Crooked Tree feels like the album singer-songwriter Molly Tuttle was destined to make. Her previous two solo releases – 2019 debut When You’re Ready and all-covers effort …but i’d rather be with you – carried traces of the music she grew up with, but now she’s fully immersed herself in the bluegrass so beloved of her father Jack (like Tuttle, a skilled multi-instrumentalist) and her banjo-playing grandfather.
In addition to her live band, Golden Highway, she’s also joined here by a crack studio collective that includes co-producer Jerry Douglas on dobro, upright bassist Viktor Krauss and fiddler Jason Carter. There’s plenty of top-drawer help elsewhere too, her guests ranging from Old Crow Medicine Show and Margo Price to Gillian Welch and Dan Tyminski. This sense of joyous communion is perhaps best illustrated on “Big Backyard”, a hillbilly hoedown that strives to celebrate our differences rather than use them for divisive means. And while songs like “Nashville Mess Around” heighten the good-time vibes, Crooked Tree’s often playful manner is balanced by deeper considerations. The sprightly “She’ll Change” is a hymn to female strength and independence of spirit; cowgirl tale “Side Saddle” (with Welch on choruses) feeds off Tuttle’s determination to be acknowledged for her ability, regardless of gender.

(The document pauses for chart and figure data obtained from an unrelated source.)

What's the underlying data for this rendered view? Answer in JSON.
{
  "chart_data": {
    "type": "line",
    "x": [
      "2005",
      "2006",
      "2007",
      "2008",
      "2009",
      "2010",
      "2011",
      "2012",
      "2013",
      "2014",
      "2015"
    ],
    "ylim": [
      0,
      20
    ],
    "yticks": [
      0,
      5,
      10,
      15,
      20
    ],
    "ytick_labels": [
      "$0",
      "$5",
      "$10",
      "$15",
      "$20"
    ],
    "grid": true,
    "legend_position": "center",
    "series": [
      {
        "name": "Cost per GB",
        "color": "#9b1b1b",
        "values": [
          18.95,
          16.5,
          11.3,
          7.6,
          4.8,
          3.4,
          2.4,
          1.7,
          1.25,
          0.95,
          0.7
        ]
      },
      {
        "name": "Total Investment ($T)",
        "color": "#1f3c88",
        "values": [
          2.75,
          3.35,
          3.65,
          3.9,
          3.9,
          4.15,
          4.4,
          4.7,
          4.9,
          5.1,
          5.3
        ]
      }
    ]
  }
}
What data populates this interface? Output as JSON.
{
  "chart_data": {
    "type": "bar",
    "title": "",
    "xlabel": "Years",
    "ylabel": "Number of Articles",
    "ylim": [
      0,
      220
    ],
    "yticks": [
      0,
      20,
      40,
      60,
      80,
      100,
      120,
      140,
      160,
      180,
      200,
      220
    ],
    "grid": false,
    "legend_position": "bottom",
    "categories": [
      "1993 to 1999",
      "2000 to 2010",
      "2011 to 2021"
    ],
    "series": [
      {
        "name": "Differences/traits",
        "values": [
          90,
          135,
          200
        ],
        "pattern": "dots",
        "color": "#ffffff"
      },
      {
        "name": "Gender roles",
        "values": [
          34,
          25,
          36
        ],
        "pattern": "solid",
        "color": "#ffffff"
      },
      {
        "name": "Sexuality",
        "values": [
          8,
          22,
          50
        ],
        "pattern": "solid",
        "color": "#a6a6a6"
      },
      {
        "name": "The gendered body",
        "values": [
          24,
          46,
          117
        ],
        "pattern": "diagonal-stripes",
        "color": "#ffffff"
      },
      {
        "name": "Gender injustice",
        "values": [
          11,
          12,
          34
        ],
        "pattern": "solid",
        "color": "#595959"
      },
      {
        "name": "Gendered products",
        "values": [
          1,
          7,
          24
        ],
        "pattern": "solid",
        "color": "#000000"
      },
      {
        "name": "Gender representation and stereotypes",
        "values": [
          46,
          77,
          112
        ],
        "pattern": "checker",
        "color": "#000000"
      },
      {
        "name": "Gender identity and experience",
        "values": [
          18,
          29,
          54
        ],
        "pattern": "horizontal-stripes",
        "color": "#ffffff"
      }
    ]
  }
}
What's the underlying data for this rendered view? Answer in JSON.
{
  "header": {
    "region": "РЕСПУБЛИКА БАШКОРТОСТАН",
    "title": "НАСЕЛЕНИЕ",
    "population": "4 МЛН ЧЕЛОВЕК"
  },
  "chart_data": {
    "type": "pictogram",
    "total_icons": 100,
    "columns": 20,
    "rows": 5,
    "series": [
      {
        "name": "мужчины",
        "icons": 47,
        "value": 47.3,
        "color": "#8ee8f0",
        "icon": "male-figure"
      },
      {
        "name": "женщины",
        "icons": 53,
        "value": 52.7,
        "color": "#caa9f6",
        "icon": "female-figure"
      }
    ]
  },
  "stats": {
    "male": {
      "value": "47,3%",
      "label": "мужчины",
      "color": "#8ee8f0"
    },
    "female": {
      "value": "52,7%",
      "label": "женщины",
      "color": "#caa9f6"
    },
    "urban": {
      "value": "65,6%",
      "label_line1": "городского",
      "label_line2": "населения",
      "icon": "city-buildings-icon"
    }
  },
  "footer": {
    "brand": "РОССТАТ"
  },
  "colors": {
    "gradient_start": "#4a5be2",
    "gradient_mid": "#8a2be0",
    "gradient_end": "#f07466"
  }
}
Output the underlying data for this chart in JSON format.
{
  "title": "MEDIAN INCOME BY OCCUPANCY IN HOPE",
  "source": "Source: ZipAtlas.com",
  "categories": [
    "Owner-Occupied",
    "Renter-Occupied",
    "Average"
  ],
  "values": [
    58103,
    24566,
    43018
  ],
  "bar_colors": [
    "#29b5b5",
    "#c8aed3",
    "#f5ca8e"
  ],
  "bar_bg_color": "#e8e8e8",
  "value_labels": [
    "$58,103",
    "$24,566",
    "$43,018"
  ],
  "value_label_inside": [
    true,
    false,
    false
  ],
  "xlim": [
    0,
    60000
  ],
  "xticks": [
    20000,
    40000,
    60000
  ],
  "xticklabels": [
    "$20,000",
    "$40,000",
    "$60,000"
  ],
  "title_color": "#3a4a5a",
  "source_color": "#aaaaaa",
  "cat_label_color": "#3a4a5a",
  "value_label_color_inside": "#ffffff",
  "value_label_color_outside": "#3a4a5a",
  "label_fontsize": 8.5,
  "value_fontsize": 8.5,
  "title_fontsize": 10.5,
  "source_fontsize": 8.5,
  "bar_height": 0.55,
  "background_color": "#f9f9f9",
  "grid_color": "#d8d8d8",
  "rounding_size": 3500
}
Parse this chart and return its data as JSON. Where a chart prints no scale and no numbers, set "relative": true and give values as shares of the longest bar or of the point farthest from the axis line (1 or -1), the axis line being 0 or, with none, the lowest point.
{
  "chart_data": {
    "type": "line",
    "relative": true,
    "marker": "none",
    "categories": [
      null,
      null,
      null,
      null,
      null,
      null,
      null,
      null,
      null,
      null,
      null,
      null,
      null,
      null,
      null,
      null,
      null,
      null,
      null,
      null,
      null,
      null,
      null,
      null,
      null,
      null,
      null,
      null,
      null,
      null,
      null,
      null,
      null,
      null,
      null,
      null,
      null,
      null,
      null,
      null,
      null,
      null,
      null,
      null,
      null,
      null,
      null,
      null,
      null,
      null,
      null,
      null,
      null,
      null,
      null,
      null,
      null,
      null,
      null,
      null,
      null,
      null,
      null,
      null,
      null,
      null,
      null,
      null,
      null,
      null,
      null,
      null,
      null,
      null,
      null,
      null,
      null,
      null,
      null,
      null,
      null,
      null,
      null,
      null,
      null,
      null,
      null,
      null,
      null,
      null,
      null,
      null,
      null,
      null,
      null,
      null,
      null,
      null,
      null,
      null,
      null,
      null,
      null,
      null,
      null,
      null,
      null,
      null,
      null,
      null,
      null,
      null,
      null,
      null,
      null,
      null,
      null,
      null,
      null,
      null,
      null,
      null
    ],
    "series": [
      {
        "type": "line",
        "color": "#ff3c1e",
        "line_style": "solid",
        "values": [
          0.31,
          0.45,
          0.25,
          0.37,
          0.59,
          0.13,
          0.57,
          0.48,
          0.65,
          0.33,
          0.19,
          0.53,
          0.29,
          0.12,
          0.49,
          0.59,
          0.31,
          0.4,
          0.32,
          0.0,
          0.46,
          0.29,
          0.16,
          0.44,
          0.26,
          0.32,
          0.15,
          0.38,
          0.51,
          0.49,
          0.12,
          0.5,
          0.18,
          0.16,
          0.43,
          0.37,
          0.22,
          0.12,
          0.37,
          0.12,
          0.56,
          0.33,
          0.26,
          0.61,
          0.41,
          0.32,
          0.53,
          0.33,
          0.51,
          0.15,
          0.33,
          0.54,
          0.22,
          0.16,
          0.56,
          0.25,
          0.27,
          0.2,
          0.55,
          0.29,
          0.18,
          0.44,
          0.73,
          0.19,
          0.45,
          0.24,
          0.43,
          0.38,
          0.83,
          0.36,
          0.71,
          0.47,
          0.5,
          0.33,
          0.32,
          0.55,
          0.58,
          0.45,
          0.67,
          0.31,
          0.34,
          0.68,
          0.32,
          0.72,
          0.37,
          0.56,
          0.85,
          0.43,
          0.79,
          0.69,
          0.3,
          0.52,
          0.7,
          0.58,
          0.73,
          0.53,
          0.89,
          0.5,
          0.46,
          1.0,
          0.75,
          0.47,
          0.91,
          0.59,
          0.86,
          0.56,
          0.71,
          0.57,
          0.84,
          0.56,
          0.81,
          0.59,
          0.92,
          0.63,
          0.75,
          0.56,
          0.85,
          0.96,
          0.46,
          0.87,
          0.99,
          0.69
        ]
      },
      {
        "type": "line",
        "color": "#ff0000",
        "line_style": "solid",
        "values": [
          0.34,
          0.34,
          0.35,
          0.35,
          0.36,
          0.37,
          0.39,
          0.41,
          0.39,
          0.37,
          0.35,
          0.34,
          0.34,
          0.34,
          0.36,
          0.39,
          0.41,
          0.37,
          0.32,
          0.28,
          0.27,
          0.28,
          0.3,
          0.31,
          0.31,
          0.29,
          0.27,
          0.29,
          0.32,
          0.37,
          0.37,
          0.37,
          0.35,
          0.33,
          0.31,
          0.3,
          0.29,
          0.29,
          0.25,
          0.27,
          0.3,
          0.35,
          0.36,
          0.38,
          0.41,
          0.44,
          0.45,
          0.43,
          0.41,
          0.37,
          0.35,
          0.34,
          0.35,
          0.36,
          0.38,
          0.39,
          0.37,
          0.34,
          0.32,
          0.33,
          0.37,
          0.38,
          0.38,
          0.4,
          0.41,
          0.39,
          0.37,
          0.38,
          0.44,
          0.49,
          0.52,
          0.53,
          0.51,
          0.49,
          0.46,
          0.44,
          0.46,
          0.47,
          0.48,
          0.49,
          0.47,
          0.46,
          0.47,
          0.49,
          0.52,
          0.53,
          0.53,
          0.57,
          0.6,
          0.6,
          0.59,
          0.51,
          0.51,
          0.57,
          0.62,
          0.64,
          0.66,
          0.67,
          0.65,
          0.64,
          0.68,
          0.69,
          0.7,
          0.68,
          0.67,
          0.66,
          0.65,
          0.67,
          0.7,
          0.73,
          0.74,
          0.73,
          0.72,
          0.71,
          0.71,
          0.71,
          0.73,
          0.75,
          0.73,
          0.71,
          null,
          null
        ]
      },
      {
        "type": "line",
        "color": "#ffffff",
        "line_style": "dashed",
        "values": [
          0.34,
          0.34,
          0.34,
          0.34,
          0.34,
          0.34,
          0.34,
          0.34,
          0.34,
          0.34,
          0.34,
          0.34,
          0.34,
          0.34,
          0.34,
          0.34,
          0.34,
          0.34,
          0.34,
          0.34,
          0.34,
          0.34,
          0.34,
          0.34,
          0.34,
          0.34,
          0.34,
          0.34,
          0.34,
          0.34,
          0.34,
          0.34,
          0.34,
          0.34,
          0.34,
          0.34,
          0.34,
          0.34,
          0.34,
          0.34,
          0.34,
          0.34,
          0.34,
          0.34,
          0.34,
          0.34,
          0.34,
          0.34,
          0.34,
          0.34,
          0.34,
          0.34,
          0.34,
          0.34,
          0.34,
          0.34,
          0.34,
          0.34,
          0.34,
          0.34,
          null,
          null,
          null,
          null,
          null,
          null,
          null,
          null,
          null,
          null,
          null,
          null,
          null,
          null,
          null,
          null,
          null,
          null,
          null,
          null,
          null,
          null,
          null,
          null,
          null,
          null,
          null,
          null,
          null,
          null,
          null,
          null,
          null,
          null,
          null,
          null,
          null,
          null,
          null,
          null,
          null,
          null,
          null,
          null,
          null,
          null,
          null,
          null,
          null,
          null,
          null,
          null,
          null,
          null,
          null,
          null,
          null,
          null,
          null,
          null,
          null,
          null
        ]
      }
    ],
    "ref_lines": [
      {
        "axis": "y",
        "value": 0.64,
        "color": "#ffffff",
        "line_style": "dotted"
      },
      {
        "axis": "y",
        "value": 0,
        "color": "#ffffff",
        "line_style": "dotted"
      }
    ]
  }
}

It’s not all up-tempo either. Musically, “Dooley’s Farm” feels like a broody latter-day cousin of Neil Young’s “Ohio”, borrowing from The Dillards on a dark tale involving a secret cannabis farmer in the Blue Ridge Mountains: “He’s got a strain that’ll punch your lights out/ Old Dooley’s gonna blow your mind”. Pensive waltz “San Francisco Blues” bemoans the steep rise in cost of living that’s forced so many people to leave the Bay Area, where Tuttle was raised, in recent years. But Crooked Tree ends on a warm note, with “Grass Valley” recalling four-mile excursions to bluegrass festivals with her father as a child, intoxicated by the music filling the campgrounds. “I didn’t know it then”, she sings, utterly transformed, “but my life had turned a page”.